Aside from price, he says, travelers can expect to see a list of changes, ranging from the websites to frequent flier programs. Seaney expects US Airways’ passengers on the Star Alliance program to be shifted to American’s OneWorld.
He fully expects glitches in the transition, like when United absorbed Continental’s frequent fliers last year. Passengers complained of massive problems with the computer switchover. Callers, trying to report problems, were put on hold for hours. Odd balances showed up in frequent flier accounts. The airline added hundreds of call center workers to eventually fix the problem.
Also varying fees between the two carriers will have to be sorted out. Already American and US Airways charge among the highest fees in the industry. Both share similar baggage fees –– $25 for the first checked bag –– but other random fees vary.
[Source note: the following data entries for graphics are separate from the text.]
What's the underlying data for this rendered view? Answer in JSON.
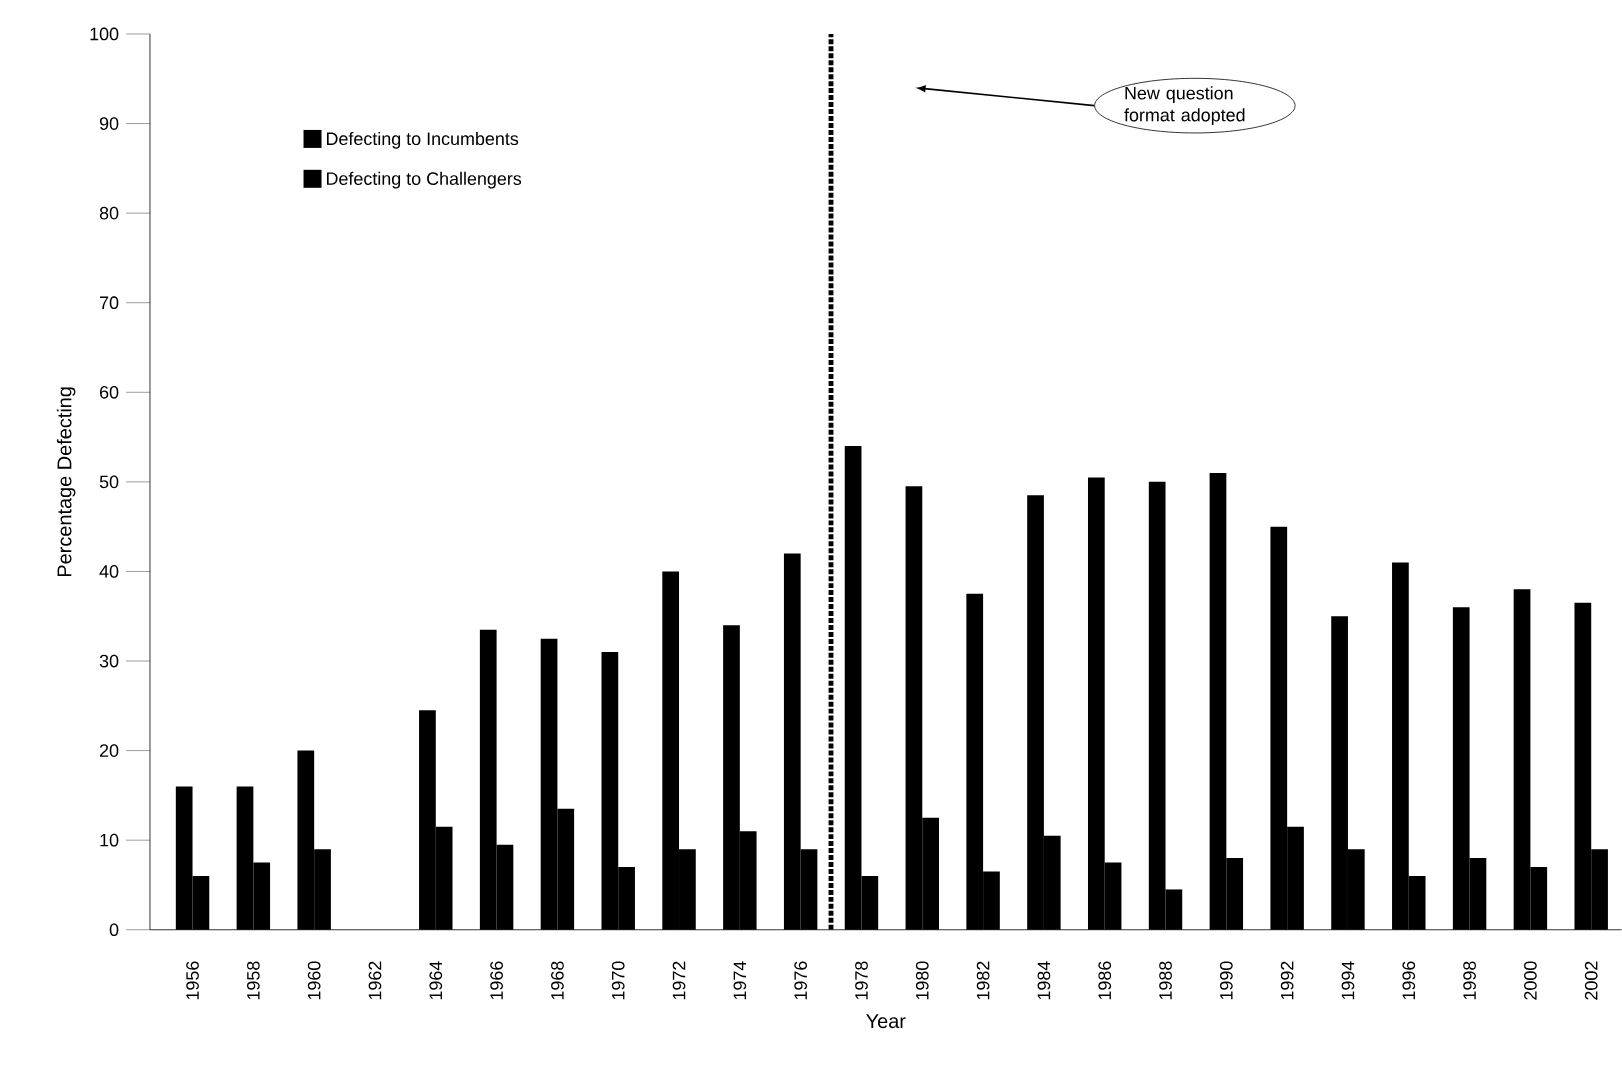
{
  "chart_data": {
    "type": "bar",
    "xlabel": "Year",
    "ylabel": "Percentage Defecting",
    "x": [
      1956,
      1958,
      1960,
      1962,
      1964,
      1966,
      1968,
      1970,
      1972,
      1974,
      1976,
      1978,
      1980,
      1982,
      1984,
      1986,
      1988,
      1990,
      1992,
      1994,
      1996,
      1998,
      2000,
      2002
    ],
    "series": [
      {
        "name": "Defecting to Incumbents",
        "color": "#000000",
        "values": [
          16,
          16,
          20,
          null,
          24.5,
          33.5,
          32.5,
          31,
          40,
          34,
          42,
          54,
          49.5,
          37.5,
          48.5,
          50.5,
          50,
          51,
          45,
          35,
          41,
          36,
          38,
          36.5
        ]
      },
      {
        "name": "Defecting to Challengers",
        "color": "#000000",
        "values": [
          6,
          7.5,
          9,
          null,
          11.5,
          9.5,
          13.5,
          7,
          9,
          11,
          9,
          6,
          12.5,
          6.5,
          10.5,
          7.5,
          4.5,
          8,
          11.5,
          9,
          6,
          8,
          7,
          9
        ]
      }
    ],
    "xlim": [
      1954.6,
      2003
    ],
    "xticks": [
      1956,
      1958,
      1960,
      1962,
      1964,
      1966,
      1968,
      1970,
      1972,
      1974,
      1976,
      1978,
      1980,
      1982,
      1984,
      1986,
      1988,
      1990,
      1992,
      1994,
      1996,
      1998,
      2000,
      2002
    ],
    "ylim": [
      0,
      100
    ],
    "yticks": [
      0,
      10,
      20,
      30,
      40,
      50,
      60,
      70,
      80,
      90,
      100
    ],
    "ref_lines": [
      {
        "axis": "x",
        "value": 1977,
        "color": "#000000",
        "line_style": "dotted"
      }
    ],
    "annotations": [
      "New question format adopted"
    ],
    "legend": "top left",
    "grid": false
  }
}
For instance, a pillow and blanket costs $7 on US Airways. American offers them for free.
Yet a merger will also drastically expand American’s network and likely offer customers more direct flights to more destinations. US Airways officials have said the new company would keep the American Airlines name and the headquarters in Fort Worth.
“As far as I’m concerned, we’re going to have a healthy, much bigger, much more global company based in Dallas,” said Mark Drusch, an industry analyst. “The Dallas hub will be a bigger hub managed by a very successful company.”
And some studies show airline prices may not climb all that much. A recent study by professional services firm PwC US concluded that airline mergers have actually not led to higher fares.
The report found average domestic ticket prices remained almost the same from 2004 to 2011, when inflation is factored in.
“The merger itself is unlikely to have a direct impact on airline prices,” said Jonathan Kletzel, one of the study’s authors.
He adds fares have climbed in recent years, but for reasons ranging from fuel prices to the economy. Plus extra fees have certainly soared, meaning passengers are in fact “paying a higher ‘effective’ price for their travel,” the study found.
Yet Kletzel’s research found fewer airlines didn’t necessarily mean less competition. Carriers tend to merge with companies that serve different cities.
“You won’t see a whole lot of overlap in their route structure,” Kletzel said. “So it’s really more of a complimentary addition to their network … You're seeing other competitors come in and take their slots.”